Is it possible to specifiy a Gaussian process (GP) regression model directly in Turing? I’ve looked at Stheno.jl and GaussianProcesses.jl, but neither have an obvious way to specify a multivariate model (GaussianProcesses.jl explicitly says it can’t, and the docs for Stheno are not yet available). I’m also new to GPs and probabilistic programming in general, so it’s possible I’ve missed something obvious, but I’ve looked through all of the tutorials for Turing, and haven’t seen anything that clearly fits what I want. Incidentally, if this doesn’t already exist somewhere and I figure this out, I’d be happy to write it up as a tutorial.

If such a tutorial already exists, feel free to stop reading and point me there.

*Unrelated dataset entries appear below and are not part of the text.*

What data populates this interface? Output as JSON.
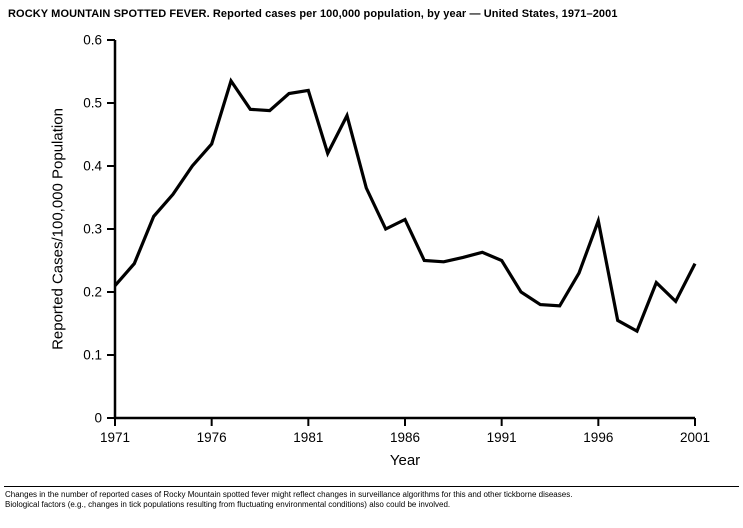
{
  "header": {
    "title": "ROCKY MOUNTAIN SPOTTED FEVER. Reported cases per 100,000 population, by year — United States, 1971–2001"
  },
  "footnote": {
    "line1": "Changes in the number of reported cases of Rocky Mountain spotted fever might reflect changes in surveillance algorithms for this and other tickborne diseases.",
    "line2": "Biological factors (e.g., changes in tick populations resulting from fluctuating environmental conditions) also could be involved."
  },
  "chart_data": {
    "type": "line",
    "title": "ROCKY MOUNTAIN SPOTTED FEVER. Reported cases per 100,000 population, by year — United States, 1971–2001",
    "xlabel": "Year",
    "ylabel": "Reported Cases/100,000 Population",
    "xlim": [
      1971,
      2001
    ],
    "ylim": [
      0,
      0.6
    ],
    "x_ticks": [
      1971,
      1976,
      1981,
      1986,
      1991,
      1996,
      2001
    ],
    "y_ticks": [
      0,
      0.1,
      0.2,
      0.3,
      0.4,
      0.5,
      0.6
    ],
    "grid": false,
    "legend": "none",
    "line_color": "#000000",
    "x": [
      1971,
      1972,
      1973,
      1974,
      1975,
      1976,
      1977,
      1978,
      1979,
      1980,
      1981,
      1982,
      1983,
      1984,
      1985,
      1986,
      1987,
      1988,
      1989,
      1990,
      1991,
      1992,
      1993,
      1994,
      1995,
      1996,
      1997,
      1998,
      1999,
      2000,
      2001
    ],
    "values": [
      0.21,
      0.245,
      0.32,
      0.355,
      0.4,
      0.435,
      0.535,
      0.49,
      0.488,
      0.515,
      0.52,
      0.42,
      0.48,
      0.365,
      0.3,
      0.315,
      0.25,
      0.248,
      0.255,
      0.263,
      0.25,
      0.2,
      0.18,
      0.178,
      0.23,
      0.313,
      0.155,
      0.138,
      0.215,
      0.185,
      0.245
    ]
  }
}
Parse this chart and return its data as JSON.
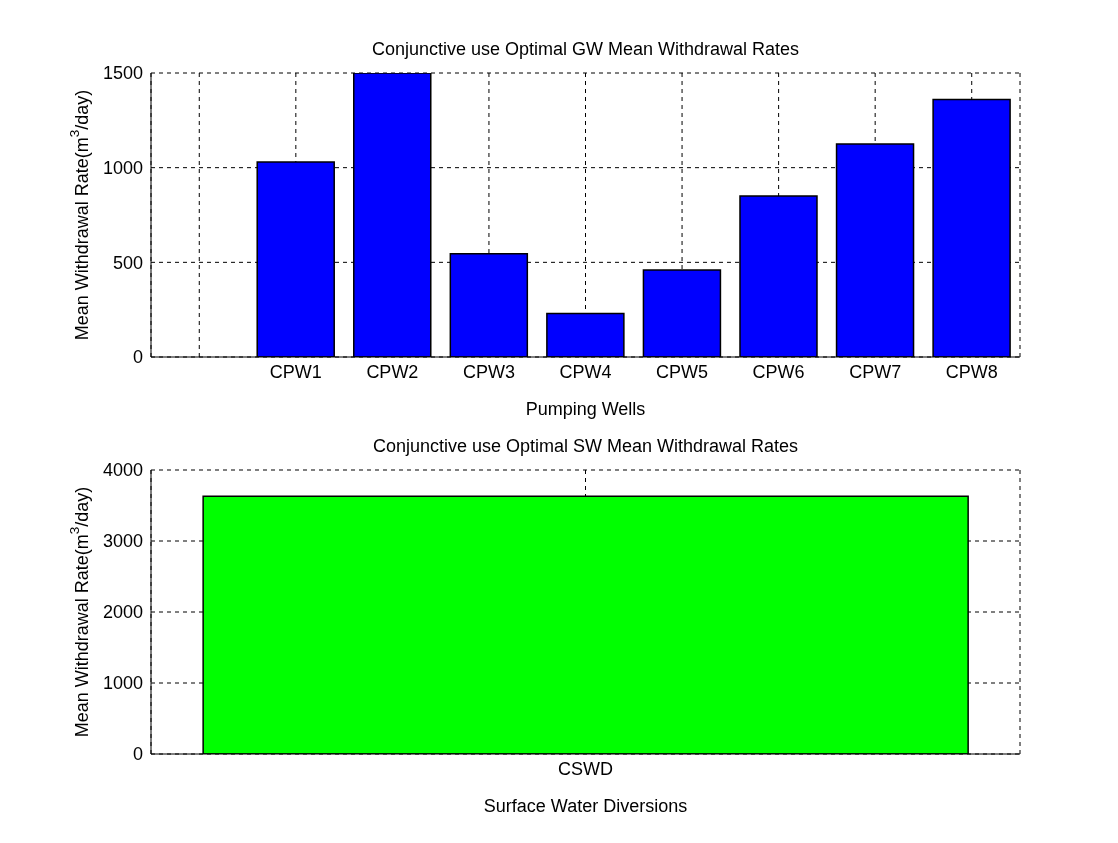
{
  "chart_data": [
    {
      "type": "bar",
      "title": "Conjunctive use Optimal GW Mean Withdrawal Rates",
      "xlabel": "Pumping Wells",
      "ylabel": "Mean Withdrawal Rate(m$^{3}$/day)",
      "categories": [
        null,
        "CPW1",
        "CPW2",
        "CPW3",
        "CPW4",
        "CPW5",
        "CPW6",
        "CPW7",
        "CPW8"
      ],
      "values": [
        null,
        1030,
        1500,
        545,
        230,
        460,
        850,
        1125,
        1360
      ],
      "color": "#0000ff",
      "ylim": [
        0,
        1500
      ],
      "yticks": [
        0,
        500,
        1000,
        1500
      ],
      "grid": true
    },
    {
      "type": "bar",
      "title": "Conjunctive use Optimal SW Mean Withdrawal Rates",
      "xlabel": "Surface Water Diversions",
      "ylabel": "Mean Withdrawal Rate(m$^{3}$/day)",
      "categories": [
        "CSWD"
      ],
      "values": [
        3630
      ],
      "color": "#00ff00",
      "ylim": [
        0,
        4000
      ],
      "yticks": [
        0,
        1000,
        2000,
        3000,
        4000
      ],
      "grid": true
    }
  ]
}
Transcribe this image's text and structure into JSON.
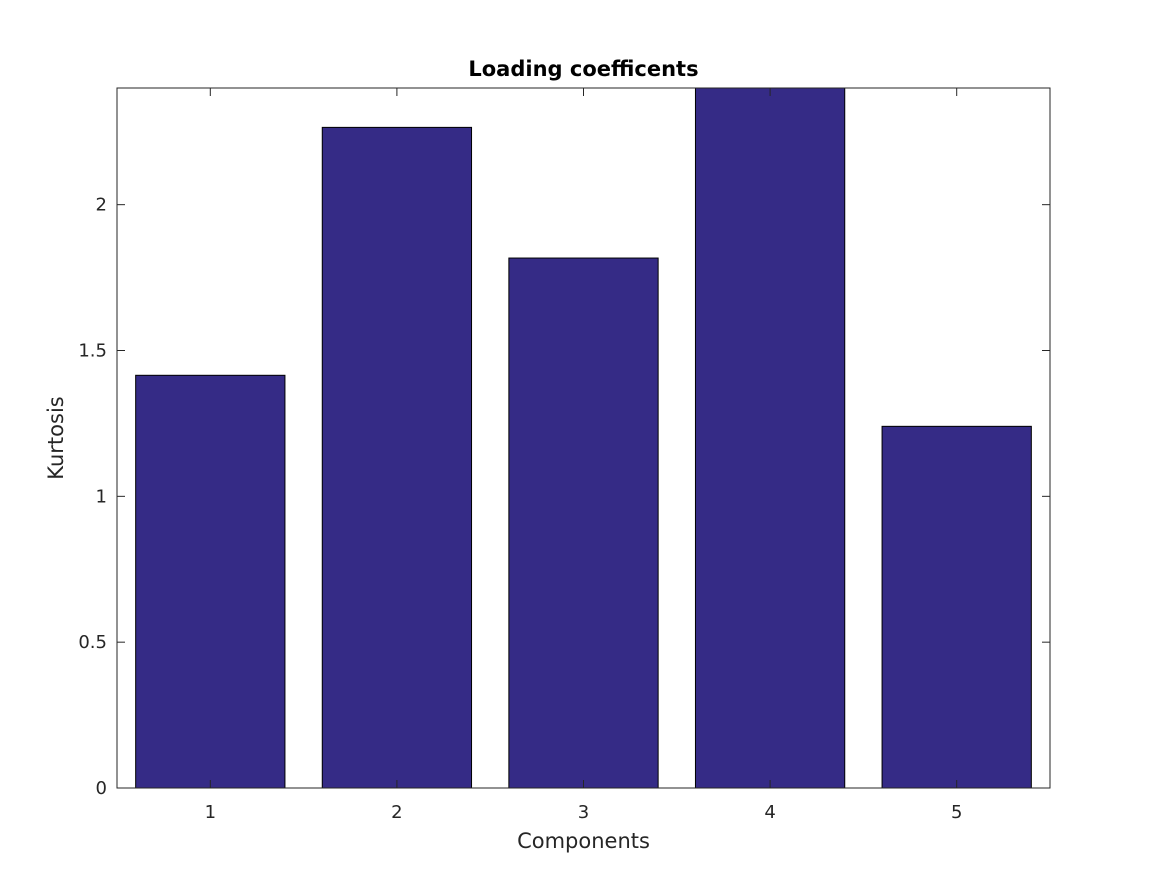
{
  "chart_data": {
    "type": "bar",
    "title": "Loading coefficents",
    "xlabel": "Components",
    "ylabel": "Kurtosis",
    "categories": [
      "1",
      "2",
      "3",
      "4",
      "5"
    ],
    "values": [
      1.415,
      2.265,
      1.817,
      2.4,
      1.24
    ],
    "ylim": [
      0,
      2.4
    ],
    "yticks": [
      0,
      0.5,
      1,
      1.5,
      2
    ],
    "ytick_labels": [
      "0",
      "0.5",
      "1",
      "1.5",
      "2"
    ],
    "bar_color": "#352B86",
    "bar_edge_color": "#000000",
    "grid": false,
    "box": true
  }
}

I figure giving an example is the easiest way to get started / make it clear where the gaps in my knowledge are. I study epidemiology associated with the human gut microbiome. Imagine I have a cohort of human subjects that have each provided samples at multiple time points (separated by variable numbers of days, all starting on an arbitrary day 1). At each of those time points, I can measure the amount of a particular bacterium, (call it `bug`

), and I have diet information from which I can get information about different nutrients (`nutrient`

). I also have some other information that might be relevant, like whether the person is `obese`

or not (binary variable).

We know that the most relevant information for predicting `bug`

is a sample from the same individual, but that effect decreases with time (anyone interested in more detailed info, see here). But we’d also like to model whether the nutrients are having some effect. So the data might look something like this:

## code to generate fake data

```
using DataFrames, Random, Distributions
df = DataFrame(
subject = repeat(1:5, inner=3),
obese = repeat(rand(Bool, 5), inner=3),
timepoint = [1,2,3,1,3,4,1,2,5,1,4,5,1,3,5],
bug = rand(Beta(0.9, 5), 15),
nutrient = rand(Beta(0.9,5), 15)
)
```

```
15×5 DataFrame
│ Row │ subject │ obese │ timepoint │ bug │ nutrient │
│ │ Int64 │ Bool │ Int64 │ Float64 │ Float64 │
├─────┼─────────┼───────┼───────────┼───────────┼────────────┤
│ 1 │ 1 │ 0 │ 1 │ 0.0244897 │ 0.199635 │
│ 2 │ 1 │ 0 │ 2 │ 0.217759 │ 0.0795724 │
│ 3 │ 1 │ 0 │ 3 │ 0.013862 │ 0.246906 │
│ 4 │ 2 │ 0 │ 1 │ 0.0601671 │ 0.106634 │
⋮
│ 11 │ 4 │ 1 │ 4 │ 0.0369525 │ 0.00247553 │
│ 12 │ 4 │ 1 │ 5 │ 0.125425 │ 0.224936 │
│ 13 │ 5 │ 0 │ 1 │ 0.0334627 │ 0.187304 │
│ 14 │ 5 │ 0 │ 3 │ 0.0809102 │ 0.140293 │
│ 15 │ 5 │ 0 │ 5 │ 0.0770322 │ 0.259843 │
```

So I’d like to model the relationship between `bug`

and `nutrient`

, given the other variables. I think the Linear Model terminology would be that `subject`

is a random effect and `obese`

and `nutrient`

are fixed effects, but I’m not 100% sure about that.

To model just `bug ~ nutrient + obese`

, and trying to adapt the linear regression tutorial

```
@model bugmodel1(y, obese, nutrient) = begin
# Set variance prior.
σ₂ ~ truncated(Normal(0,100), 0, Inf)
# Set intercept prior.
intercept ~ Normal(0, 3)
coef_o ~ Normal(0,10)
coef_n ~ Normal(0,10)
μ = intercept .+ (coef_n * nutrient) .+ (coef_o * obese)
for i in 1:length(y)
y[i] ~ Normal(μ[i], σ₂)
end
end
model = bugmodel1(df.bug, df.obese, df.nutrient)
```

(Incidentally, I’m not sure if it makes sense for the coefficients to follow normal distributions, I don’t totally understand what all the pieces are doing, but with this randomly generated data, the coefficients land ~0, which is what I would expect).

So now, the questions:

- Am I totally off-base with what I’m trying to do?
- Is it possible to include
`subject`

and`timepoint`

with squared exponential covariance as part of the model? - (bonus, this is what I ultimately want to do, possibly makes more sense as a separate post): can I easily compare this model to one that does NOT include
`nutrient`

, to see if`nutrient`

is providing additional information?